A review in The New York Times found Zinshtein's approach effective, writing that her "patient, observant approach catches her subjects in moments of damning irony". It concluded that Boyd Bingham's "seeming good will cannot disguise his troubling convictions". Also in The New York Times, an article noted that the film brought about "a wave of guilt and soul-searching" in Israel but predicted that it would also "teach Christian and Jewish audiences in the United States a great deal about subjects they may have thought they already understood – including how American politics really work".

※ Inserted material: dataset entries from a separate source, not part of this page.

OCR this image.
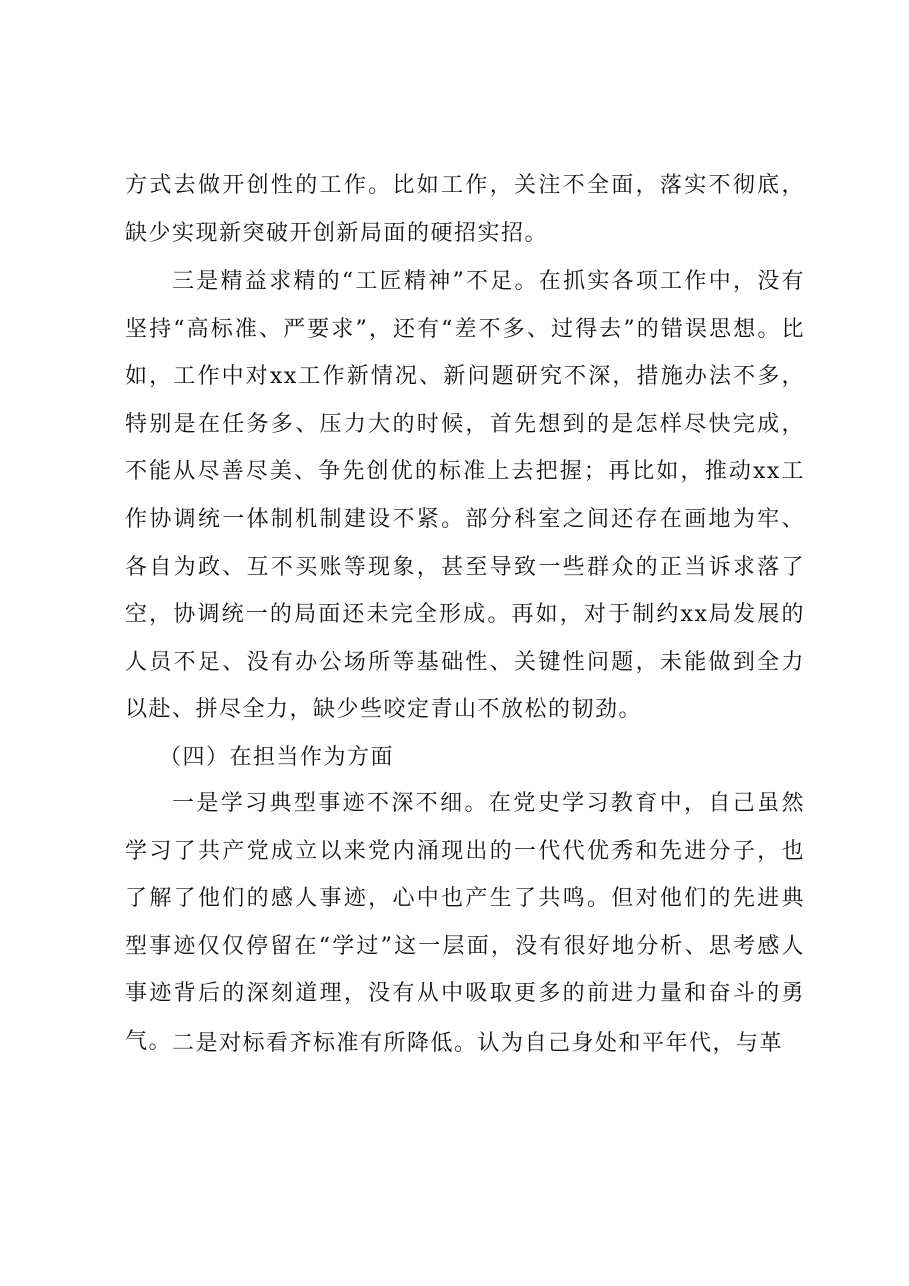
方式去做开创性的工作。比如工作，关注不全面，落实不彻底，缺少实现新突破开创新局面的硬招实招。

三是精益求精的“工匠精神”不足。在抓实各项工作中，没有坚持“高标准、严要求”，还有“差不多、过得去”的错误思想。比如，工作中对xx工作新情况、新问题研究不深，措施办法不多，特别是在任务多、压力大的时候，首先想到的是怎样尽快完成，不能从尽善尽美、争先创优的标准上去把握；再比如，推动xx工作协调统一体制机制建设不紧。部分科室之间还存在画地为牢、各自为政、互不买账等现象，甚至导致一些群众的正当诉求落了空，协调统一的局面还未完全形成。再如，对于制约xx局发展的人员不足、没有办公场所等基础性、关键性问题，未能做到全力以赴、拼尽全力，缺少些咬定青山不放松的韧劲。

（四）在担当作为方面

一是学习典型事迹不深不细。在党史学习教育中，自己虽然学习了共产党成立以来党内涌现出的一代代优秀和先进分子，也了解了他们的感人事迹，心中也产生了共鸣。但对他们的先进典型事迹仅仅停留在“学过”这一层面，没有很好地分析、思考感人事迹背后的深刻道理，没有从中吸取更多的前进力量和奋斗的勇气。 二是对标看齐标准有所降低。认为自己身处和平年代，与革
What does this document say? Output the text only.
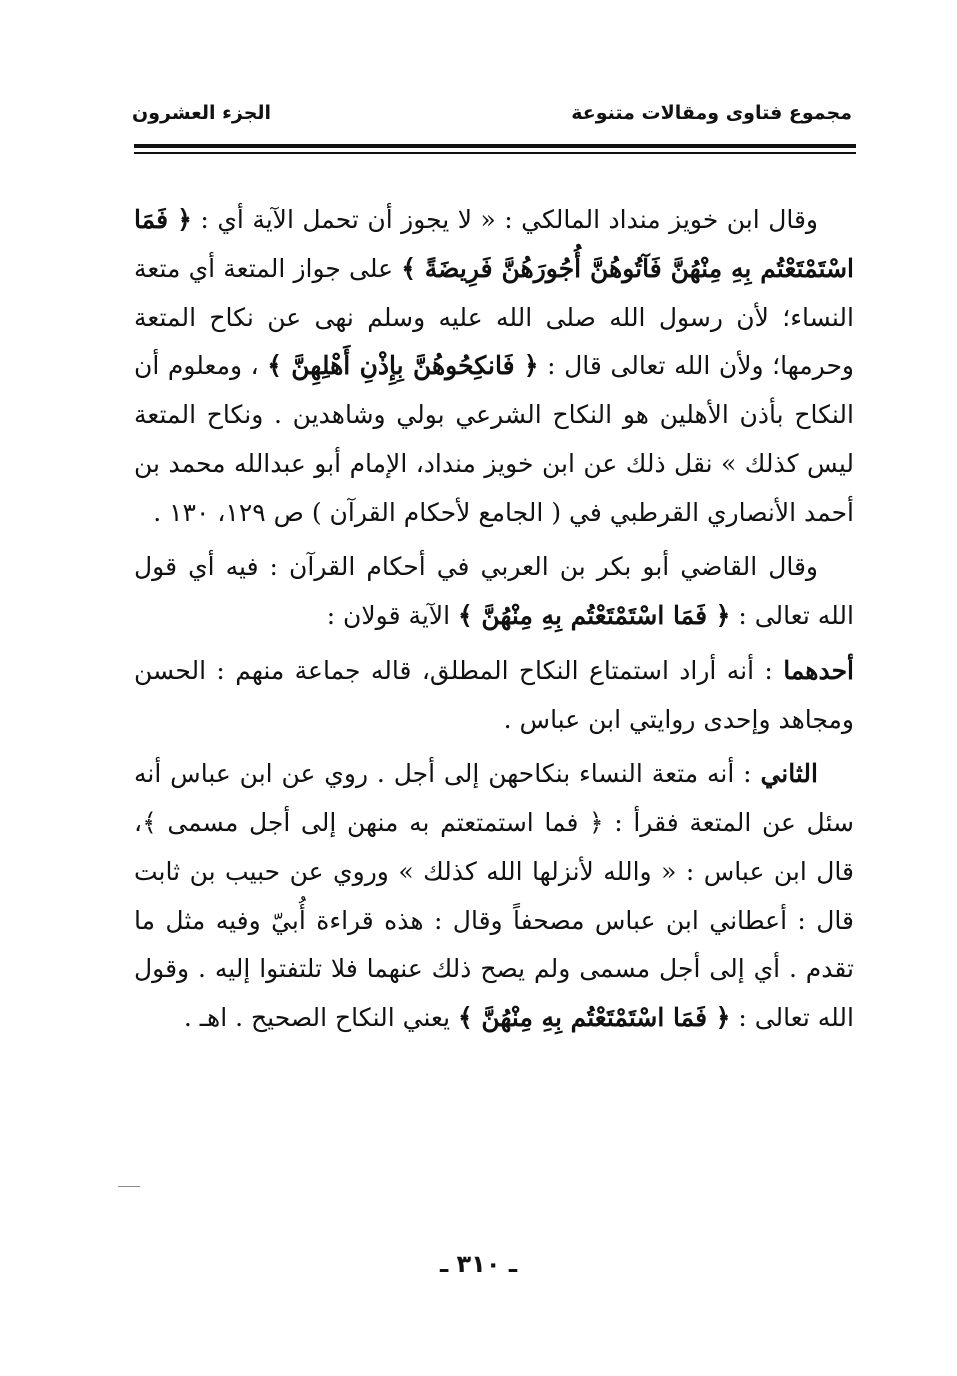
مجموع فتاوى ومقالات متنوعة
الجزء العشرون

وقال ابن خويز منداد المالكي : « لا يجوز أن تحمل الآية أي : ﴿ فَمَا اسْتَمْتَعْتُم بِهِ مِنْهُنَّ فَآتُوهُنَّ أُجُورَهُنَّ فَرِيضَةً ﴾ على جواز المتعة أي متعة النساء؛ لأن رسول الله صلى الله عليه وسلم نهى عن نكاح المتعة وحرمها؛ ولأن الله تعالى قال : ﴿ فَانكِحُوهُنَّ بِإِذْنِ أَهْلِهِنَّ ﴾ ، ومعلوم أن النكاح بأذن الأهلين هو النكاح الشرعي بولي وشاهدين . ونكاح المتعة ليس كذلك » نقل ذلك عن ابن خويز منداد، الإمام أبو عبدالله محمد بن أحمد الأنصاري القرطبي في ( الجامع لأحكام القرآن ) ص ١٢٩، ١٣٠ .

وقال القاضي أبو بكر بن العربي في أحكام القرآن : فيه أي قول الله تعالى : ﴿ فَمَا اسْتَمْتَعْتُم بِهِ مِنْهُنَّ ﴾ الآية قولان :

أحدهما : أنه أراد استمتاع النكاح المطلق، قاله جماعة منهم : الحسن ومجاهد وإحدى روايتي ابن عباس .

الثاني : أنه متعة النساء بنكاحهن إلى أجل . روي عن ابن عباس أنه سئل عن المتعة فقرأ : ﴿ فما استمتعتم به منهن إلى أجل مسمى ﴾، قال ابن عباس : « والله لأنزلها الله كذلك » وروي عن حبيب بن ثابت قال : أعطاني ابن عباس مصحفاً وقال : هذه قراءة أُبيّ وفيه مثل ما تقدم . أي إلى أجل مسمى ولم يصح ذلك عنهما فلا تلتفتوا إليه . وقول الله تعالى : ﴿ فَمَا اسْتَمْتَعْتُم بِهِ مِنْهُنَّ ﴾ يعني النكاح الصحيح . اهـ .

ـ ٣١٠ ـ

In Screen Daily, a positive review stated that the film provides "not only a disturbing picture of how extremist political and religious agendas are connected, but also a sense of the contradictions involved", concluding that it is "a well-researched, sharply organised exposition of a strange and disturbing set of alliances".

Jonathan Feldstein, who assisted Zinshtein with background information and contacts for 'Til Kingdom Come, wrote a column for Jewish News Syndicate in which he criticized the film. Feldstein described the film as "a one-sided, biased perspective of Christian support" for Israel, accusing Zinshtein of creating a "caricature" of Christian Zionists and characterizing one section of the documentary as having antisemitic undertones. IFCJ director Yael Eckstein stated that she believed the film reflected the political positions of its creators.